On May 3, 1987, Bobby Allison’s Buick LeSabre blew a tire, careened and went tumbling down the front-stretch fencing at Talladega, ripping apart the protective barrier between the 200-plus mile-per-hour race cars and the thousands of people in attendance in one of the most horrific crashes in NASCAR history.

The crash, coupled with Bill Elliott winning the pole for the race, the Winston 500, with an average speed of more than 212 miles per hour, coerced NASCAR into making one of the biggest competitive changes in its history — the use of restrictor-plates at its two largest ovals, Talladega and Daytona.

The plate, which restricts the amount of air that can mix with fuel, brings the horsepower numbers way down, making them slower. In theory, the restrictor plate was supposed to make the racing safer and make for a better show for fans since unrestricted racing at the tracks was leading to one- or two-car breakaways and noncompetitive racing.

If only it were that simple.

These words are not new. Minus some talk about carburetors, I actually wrote them for a column that ran in May 2009 after Carl Edwards’ spectacular crash on the final lap of the Aaron’s 499 at Talladega.

And six years later, here we are again.

Luckily, Austin Dillon’s accident on the last lap of the Coke Zero 400 Monday morning only resulted in minor injuries to five fans, with just one having to be transported off site.

Seven people were injured in Edwards’ 2009 accident at Talladega. Kyle Larson’s engine went into the stands during an Xfinity race at Daytona in 2013 injuring 28 people, 14 of whom had to be transported off site.

Daytona International Speedway President Joie Chitwood III defended the track’s safety features as protecting the spectators from the mangled mess that Dillon’s car became.

“I’m really proud of the fact that the fence worked,” he said. “We will take this situation, we will learn from it, we will analyze it.”

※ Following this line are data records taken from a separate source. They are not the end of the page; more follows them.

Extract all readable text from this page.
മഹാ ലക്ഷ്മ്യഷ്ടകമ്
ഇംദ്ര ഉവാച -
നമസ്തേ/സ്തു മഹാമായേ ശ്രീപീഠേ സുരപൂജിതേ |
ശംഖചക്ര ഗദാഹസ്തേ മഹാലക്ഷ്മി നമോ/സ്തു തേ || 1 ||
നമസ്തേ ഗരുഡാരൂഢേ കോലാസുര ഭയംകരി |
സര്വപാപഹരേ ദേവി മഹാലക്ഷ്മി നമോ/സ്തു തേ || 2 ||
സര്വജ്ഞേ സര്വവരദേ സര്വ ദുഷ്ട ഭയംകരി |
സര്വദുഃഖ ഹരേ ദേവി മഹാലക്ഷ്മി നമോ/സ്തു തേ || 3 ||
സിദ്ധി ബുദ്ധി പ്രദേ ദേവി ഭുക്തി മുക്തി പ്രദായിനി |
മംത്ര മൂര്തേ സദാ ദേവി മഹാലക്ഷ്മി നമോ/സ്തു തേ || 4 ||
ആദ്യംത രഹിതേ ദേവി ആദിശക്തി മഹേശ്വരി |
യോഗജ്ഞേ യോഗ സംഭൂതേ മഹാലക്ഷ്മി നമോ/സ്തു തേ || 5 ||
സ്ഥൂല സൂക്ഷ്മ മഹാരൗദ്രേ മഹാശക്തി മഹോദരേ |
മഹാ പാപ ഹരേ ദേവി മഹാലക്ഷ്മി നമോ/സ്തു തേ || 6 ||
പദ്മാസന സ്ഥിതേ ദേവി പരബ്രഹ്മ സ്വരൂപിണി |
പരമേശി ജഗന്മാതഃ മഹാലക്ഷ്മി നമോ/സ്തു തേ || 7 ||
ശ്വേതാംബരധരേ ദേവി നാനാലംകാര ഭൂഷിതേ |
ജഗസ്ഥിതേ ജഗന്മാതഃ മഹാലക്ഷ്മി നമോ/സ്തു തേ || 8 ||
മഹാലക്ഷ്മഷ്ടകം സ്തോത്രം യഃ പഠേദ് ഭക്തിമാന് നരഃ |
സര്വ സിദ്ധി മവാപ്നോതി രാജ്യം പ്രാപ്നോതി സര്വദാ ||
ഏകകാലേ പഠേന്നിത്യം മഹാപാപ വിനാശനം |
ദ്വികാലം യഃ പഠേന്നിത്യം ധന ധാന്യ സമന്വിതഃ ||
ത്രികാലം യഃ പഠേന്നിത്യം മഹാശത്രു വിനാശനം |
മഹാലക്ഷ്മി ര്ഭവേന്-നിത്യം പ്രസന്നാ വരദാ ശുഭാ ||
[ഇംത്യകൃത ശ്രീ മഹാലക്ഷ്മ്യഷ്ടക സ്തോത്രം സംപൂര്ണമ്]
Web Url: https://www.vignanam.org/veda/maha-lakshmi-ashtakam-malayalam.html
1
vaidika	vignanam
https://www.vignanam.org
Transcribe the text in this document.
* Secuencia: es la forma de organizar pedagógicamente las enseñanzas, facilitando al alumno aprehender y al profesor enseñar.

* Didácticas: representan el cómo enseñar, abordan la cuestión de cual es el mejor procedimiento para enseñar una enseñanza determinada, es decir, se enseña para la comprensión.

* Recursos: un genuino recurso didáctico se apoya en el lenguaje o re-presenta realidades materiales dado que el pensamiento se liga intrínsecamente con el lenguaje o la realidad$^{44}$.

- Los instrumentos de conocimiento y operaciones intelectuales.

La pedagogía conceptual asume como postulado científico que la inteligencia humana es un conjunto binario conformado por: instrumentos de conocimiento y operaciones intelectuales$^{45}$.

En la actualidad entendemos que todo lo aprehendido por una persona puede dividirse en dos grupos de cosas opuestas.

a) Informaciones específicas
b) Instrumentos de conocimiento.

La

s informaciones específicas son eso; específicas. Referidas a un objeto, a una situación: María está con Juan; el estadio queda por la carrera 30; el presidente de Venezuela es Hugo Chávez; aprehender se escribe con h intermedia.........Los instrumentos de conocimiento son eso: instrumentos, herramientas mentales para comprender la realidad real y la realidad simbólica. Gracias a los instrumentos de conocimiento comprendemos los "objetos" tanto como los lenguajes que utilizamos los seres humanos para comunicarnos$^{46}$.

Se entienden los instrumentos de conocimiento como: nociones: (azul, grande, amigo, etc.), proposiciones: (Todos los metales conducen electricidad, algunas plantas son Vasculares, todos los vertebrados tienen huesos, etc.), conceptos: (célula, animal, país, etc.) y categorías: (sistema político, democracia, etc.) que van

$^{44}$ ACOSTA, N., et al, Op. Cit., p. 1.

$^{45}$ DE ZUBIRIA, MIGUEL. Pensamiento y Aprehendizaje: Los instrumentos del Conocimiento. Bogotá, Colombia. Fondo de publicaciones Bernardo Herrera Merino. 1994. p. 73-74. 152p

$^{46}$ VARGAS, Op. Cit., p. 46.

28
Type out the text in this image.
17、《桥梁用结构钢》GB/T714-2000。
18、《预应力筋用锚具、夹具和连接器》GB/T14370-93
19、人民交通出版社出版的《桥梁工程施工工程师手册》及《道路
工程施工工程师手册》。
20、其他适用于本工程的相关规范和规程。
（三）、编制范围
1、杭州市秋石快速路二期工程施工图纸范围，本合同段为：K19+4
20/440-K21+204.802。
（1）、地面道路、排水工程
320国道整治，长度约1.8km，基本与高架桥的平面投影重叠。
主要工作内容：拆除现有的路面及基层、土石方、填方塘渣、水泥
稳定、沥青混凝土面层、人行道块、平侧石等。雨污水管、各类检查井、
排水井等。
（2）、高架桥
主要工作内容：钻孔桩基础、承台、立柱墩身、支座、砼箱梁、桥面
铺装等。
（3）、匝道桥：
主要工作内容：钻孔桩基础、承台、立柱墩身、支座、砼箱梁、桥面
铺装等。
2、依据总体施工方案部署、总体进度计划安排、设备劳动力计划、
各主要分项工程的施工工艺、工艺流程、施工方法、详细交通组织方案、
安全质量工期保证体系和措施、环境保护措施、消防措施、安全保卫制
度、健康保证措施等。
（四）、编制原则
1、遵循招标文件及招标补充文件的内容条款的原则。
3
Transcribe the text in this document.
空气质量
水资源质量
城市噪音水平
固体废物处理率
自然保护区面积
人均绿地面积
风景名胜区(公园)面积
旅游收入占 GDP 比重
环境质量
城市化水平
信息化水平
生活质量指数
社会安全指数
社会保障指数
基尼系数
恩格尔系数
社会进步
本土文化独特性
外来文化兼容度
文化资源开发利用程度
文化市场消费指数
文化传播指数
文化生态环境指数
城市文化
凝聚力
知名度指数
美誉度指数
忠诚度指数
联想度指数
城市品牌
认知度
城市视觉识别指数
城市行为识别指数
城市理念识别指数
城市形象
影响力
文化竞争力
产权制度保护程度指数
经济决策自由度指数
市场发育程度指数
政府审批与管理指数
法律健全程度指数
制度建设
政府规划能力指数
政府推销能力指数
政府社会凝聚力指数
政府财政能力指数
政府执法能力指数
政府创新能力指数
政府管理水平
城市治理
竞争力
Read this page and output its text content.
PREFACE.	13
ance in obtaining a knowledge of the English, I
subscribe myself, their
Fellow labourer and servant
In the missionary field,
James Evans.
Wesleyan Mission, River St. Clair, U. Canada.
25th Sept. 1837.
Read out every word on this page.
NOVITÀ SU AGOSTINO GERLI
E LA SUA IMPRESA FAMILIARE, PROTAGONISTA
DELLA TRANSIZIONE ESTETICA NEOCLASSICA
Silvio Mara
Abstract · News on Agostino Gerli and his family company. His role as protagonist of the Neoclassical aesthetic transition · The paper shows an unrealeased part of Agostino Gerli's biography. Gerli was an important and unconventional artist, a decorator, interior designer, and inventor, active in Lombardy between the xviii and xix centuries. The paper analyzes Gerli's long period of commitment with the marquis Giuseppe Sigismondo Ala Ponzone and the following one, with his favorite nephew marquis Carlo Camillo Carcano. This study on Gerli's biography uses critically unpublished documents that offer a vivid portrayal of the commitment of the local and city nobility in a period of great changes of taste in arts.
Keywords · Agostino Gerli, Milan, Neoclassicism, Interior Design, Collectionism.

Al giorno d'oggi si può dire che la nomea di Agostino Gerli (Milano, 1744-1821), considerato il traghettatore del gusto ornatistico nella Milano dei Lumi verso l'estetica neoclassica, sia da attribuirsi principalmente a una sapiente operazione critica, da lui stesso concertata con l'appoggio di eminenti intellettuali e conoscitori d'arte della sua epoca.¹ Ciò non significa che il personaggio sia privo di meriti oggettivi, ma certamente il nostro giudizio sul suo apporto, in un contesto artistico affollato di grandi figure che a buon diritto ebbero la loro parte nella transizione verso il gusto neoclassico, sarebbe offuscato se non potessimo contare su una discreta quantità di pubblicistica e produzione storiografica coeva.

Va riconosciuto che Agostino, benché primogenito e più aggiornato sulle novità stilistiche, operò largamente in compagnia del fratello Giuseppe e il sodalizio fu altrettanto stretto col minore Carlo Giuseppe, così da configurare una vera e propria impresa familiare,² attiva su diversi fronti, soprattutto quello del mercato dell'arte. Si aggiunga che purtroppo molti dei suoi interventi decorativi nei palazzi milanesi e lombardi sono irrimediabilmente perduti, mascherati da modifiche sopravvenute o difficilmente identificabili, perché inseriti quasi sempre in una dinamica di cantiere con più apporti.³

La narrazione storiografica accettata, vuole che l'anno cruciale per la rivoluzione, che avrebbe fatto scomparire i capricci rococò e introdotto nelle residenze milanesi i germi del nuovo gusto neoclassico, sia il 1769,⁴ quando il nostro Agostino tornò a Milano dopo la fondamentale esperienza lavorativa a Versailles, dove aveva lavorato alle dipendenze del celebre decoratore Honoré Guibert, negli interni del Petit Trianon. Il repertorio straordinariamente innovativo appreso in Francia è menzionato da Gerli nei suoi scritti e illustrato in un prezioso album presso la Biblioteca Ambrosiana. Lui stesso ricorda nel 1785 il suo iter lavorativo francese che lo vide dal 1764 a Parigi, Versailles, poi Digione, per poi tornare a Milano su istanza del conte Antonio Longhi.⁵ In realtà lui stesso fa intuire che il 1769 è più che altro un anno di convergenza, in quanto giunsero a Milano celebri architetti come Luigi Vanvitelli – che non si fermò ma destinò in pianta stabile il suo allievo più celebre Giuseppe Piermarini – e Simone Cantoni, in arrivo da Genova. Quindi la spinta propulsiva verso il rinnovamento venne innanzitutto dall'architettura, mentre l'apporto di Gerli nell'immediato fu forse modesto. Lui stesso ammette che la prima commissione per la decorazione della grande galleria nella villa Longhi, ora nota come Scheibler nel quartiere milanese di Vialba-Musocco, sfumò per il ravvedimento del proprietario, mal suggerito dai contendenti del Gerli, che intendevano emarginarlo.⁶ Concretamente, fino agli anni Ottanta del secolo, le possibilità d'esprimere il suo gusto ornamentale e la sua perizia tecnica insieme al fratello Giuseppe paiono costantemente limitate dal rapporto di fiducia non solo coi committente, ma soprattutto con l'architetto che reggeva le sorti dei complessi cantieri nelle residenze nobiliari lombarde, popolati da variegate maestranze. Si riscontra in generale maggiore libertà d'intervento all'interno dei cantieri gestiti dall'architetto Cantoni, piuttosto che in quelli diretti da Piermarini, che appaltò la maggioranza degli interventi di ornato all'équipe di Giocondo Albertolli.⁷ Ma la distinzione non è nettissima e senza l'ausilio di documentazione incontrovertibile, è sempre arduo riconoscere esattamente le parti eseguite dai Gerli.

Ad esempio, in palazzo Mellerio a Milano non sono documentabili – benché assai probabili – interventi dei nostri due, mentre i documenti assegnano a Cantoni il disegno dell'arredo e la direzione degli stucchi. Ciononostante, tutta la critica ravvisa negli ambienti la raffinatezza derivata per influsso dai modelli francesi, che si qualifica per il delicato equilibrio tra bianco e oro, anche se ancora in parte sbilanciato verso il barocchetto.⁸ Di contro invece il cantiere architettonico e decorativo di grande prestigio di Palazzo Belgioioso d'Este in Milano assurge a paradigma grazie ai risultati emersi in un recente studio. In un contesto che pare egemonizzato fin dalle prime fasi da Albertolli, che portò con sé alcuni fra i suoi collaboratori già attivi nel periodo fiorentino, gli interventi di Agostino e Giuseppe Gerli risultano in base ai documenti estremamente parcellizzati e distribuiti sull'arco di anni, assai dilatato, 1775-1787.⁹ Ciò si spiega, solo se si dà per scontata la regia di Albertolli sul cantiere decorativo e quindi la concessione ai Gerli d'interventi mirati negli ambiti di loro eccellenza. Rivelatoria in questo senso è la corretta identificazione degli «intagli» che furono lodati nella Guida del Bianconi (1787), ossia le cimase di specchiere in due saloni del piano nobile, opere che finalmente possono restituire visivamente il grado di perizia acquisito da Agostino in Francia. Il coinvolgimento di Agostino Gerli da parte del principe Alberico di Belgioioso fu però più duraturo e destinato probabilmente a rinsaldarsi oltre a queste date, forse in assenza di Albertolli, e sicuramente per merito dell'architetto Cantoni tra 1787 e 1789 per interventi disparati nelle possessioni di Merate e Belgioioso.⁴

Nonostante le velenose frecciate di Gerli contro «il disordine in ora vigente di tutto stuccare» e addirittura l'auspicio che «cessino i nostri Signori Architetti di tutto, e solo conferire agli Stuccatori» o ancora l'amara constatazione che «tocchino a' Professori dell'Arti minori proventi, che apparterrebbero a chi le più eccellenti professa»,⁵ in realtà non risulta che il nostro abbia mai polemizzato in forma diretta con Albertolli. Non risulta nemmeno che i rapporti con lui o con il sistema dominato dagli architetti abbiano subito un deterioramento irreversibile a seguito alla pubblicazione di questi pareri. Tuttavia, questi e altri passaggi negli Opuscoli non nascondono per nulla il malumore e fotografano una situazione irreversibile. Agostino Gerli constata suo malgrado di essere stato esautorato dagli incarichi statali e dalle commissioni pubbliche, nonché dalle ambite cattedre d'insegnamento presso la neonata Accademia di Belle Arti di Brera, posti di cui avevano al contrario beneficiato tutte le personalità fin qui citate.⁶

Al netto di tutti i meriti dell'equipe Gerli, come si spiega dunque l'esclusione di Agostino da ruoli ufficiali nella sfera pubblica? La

The 22-foot catchfence did throw the bulk of Dillon’s car back onto the racing surface, so, in essence it performed as designed. However, just like in the Edwards and Allison crash, there were injuries to fans.

I get that racing is dangerous. Anyone who has ever strapped into a race car gets that. That’s part of what makes drivers our heroes. They accept that risk and they walk the fine line between life and death at 200 miles per hour.

But fans don’t accept that risk when they come to the track and Dillon’s crash at Daytona last weekend (or should I say Monday?) is more proof that things need to be changed at NASCAR’s largest ovals.

Discussing plate racing in 2009, Edwards said, “it’s something we’ll do … until somebody gets killed, and then we’ll change it.

“NASCAR puts us in a box. … I don’t know how I’d change this racing. I know it’s a spectacle for everybody and that’s great and all, but it’s not right to ask all these guys to come out and do this.

“What if the car goes up in the grandstands and kills 25 people? At some point, they’ve got to say, ‘Look, we’ve got to change this around a little bit.’”

Eerily similar to what Dillon said Monday morning.

“It’s not really acceptable, I don’t think,” Dillon said. “We’ve got to figure out something. I think our speeds are too high, I really do. I think everybody can get good racing with lower speeds, and we can work on that and then figure out a way to keep cars on the ground.

“That’s the next thing. We’re fighting hard to make the racing good. I hope fans enjoy all that. We don’t. That’s your job. You go out there and you hold it wide-open to the end, checkers or wreckers, and hope you make it through.”

I slightly disagree with Dillon. Speed is part of racing. You are going to have cars running around at 200 mph on a track as big as Daytona.

The problem comes in when you have 43 cars running within inches of each other for 400 or 500 miles. Even with the best drivers in the world, you will have mistakes and mechanical failures. And, again, those are acceptable risks for the drivers, not the fans.

NASCAR and the track owners need to do more to mitigate the risk for fans. Whether it’s taller fences (NASCAR did mandate taller catchfences after the Edwards crash) or moving the fans back from the first few rows of seats or not starting races at 11:42 p.m. (wait, that’s a whole other story), something has to be done to make plate racing safer.

Kudos to NASCAR for what they have done by way of safety at the track (had that been Rockingham in the mid-’80s, I would have been pressed against the catchfence during the race), but there is still some work to do.